Best of 2021

Happy New Year HME crew. I’m looking forward to what 2022 has to offer, but before then, one final post on 2021.

I’ve started to form a bit of a theory: are personalised end of year wrap-ups a bit like dreams? Everyone finds their own fascinating and everyone else’s immensely boring…

Anyway… here are my most played tracks of the year courtesy of Spotify and Soundcloud.

Soundcloud here

Animal – LUMP

As the final track will tell you, LUMP is the product of Mike Lindsay and Laura Marling. Laura Marling hardly needs an introduction, as one of the leading folk artists over the last 15 years. Mike Lindsay is best known for his role in the folktronica band Tunng, but has an impressive list of producer credits spanning pop, rock and R&B. Their co-creation is LUMP, which they characterise as both a mythical creature and a creative mindset that the pair invoke to create music together.

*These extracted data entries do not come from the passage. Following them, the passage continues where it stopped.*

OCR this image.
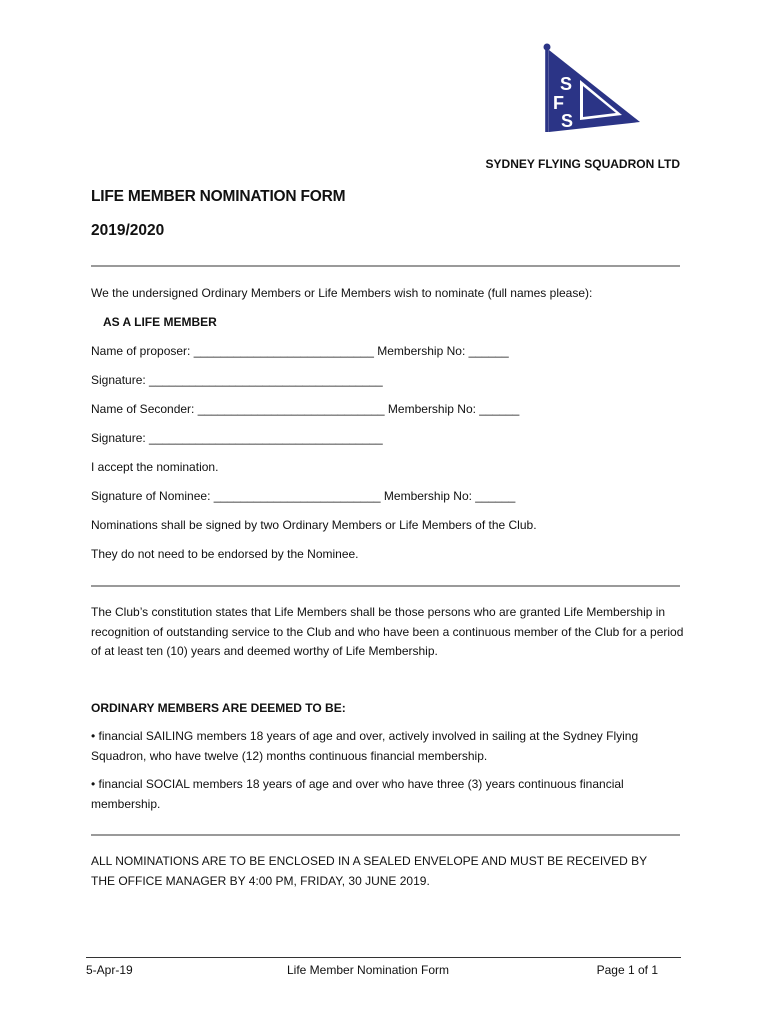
S
F
S
SYDNEY FLYING SQUADRON LTD
LIFE MEMBER NOMINATION FORM
2019/2020
We the undersigned Ordinary Members or Life Members wish to nominate (full names please):
AS A LIFE MEMBER
Name of proposer: ___________________________ Membership No: ______
Signature: ___________________________________
Name of Seconder: ____________________________ Membership No: ______
Signature: ___________________________________
I accept the nomination.
Signature of Nominee: _________________________ Membership No: ______
Nominations shall be signed by two Ordinary Members or Life Members of the Club.
They do not need to be endorsed by the Nominee.
The Club’s constitution states that Life Members shall be those persons who are granted Life Membership in recognition of outstanding service to the Club and who have been a continuous member of the Club for a period of at least ten (10) years and deemed worthy of Life Membership.
ORDINARY MEMBERS ARE DEEMED TO BE:
• financial SAILING members 18 years of age and over, actively involved in sailing at the Sydney Flying Squadron, who have twelve (12) months continuous financial membership.
• financial SOCIAL members 18 years of age and over who have three (3) years continuous financial membership.
ALL NOMINATIONS ARE TO BE ENCLOSED IN A SEALED ENVELOPE AND MUST BE RECEIVED BY THE OFFICE MANAGER BY 4:00 PM, FRIDAY, 30 JUNE 2019.
5-Apr-19	Life Member Nomination Form	Page 1 of 1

So, Animal; the talent of Laura as a writer and vocalist is evident throughout the album. Her vocals have a unique, instantly recognisable quality that work just as well in this more electronic setting as her usual acoustic folk. Similarly, Mike’s production quality is high. The music for each track (with the possible exception of Phantom Limb) is interesting to the ear, but without being jarring. Pairing those qualities is a tough thing to do. Contributing to this, some of the album is written in a 7/4 time signature – it gives it a sense of urgency, but never feels forced. The third single from the album, also titled Animal, is where this combination comes together best. The final single, We Cannot Resist, is another pleasing pop track (although slightly marred by the use of a gimmicky vocoder).

There is a lot to really like about the the album, which leaves me questioning why I like it but don’t love it. I think the answer lies in my favourite track on the album, Oberon. It is 2 minutes of beautiful, heartbreaking songwriting. The tenderness of the music and the lyrics feel perfectly in sync. This level of synchronicity feels within reach throughout the whole album, but the energies of singer and producer never align as well as they do there. This is illustrated by the final track Phantom Limb which immediately follows and seems to have been written in an intentionally discordant way. Maybe I just don’t get it, but it doesn’t land for me. That said, overall Animal is a really intriguing listen with a good number of really high quality tracks.

As a sidenote, I had the pleasure of listening to the Premiere of Animal at a Pitchblack Playback event – a blindfolded immersive album-listening experience – I highly recommend checking out their events if you are London or Auckland-based and see an event that piques your interest.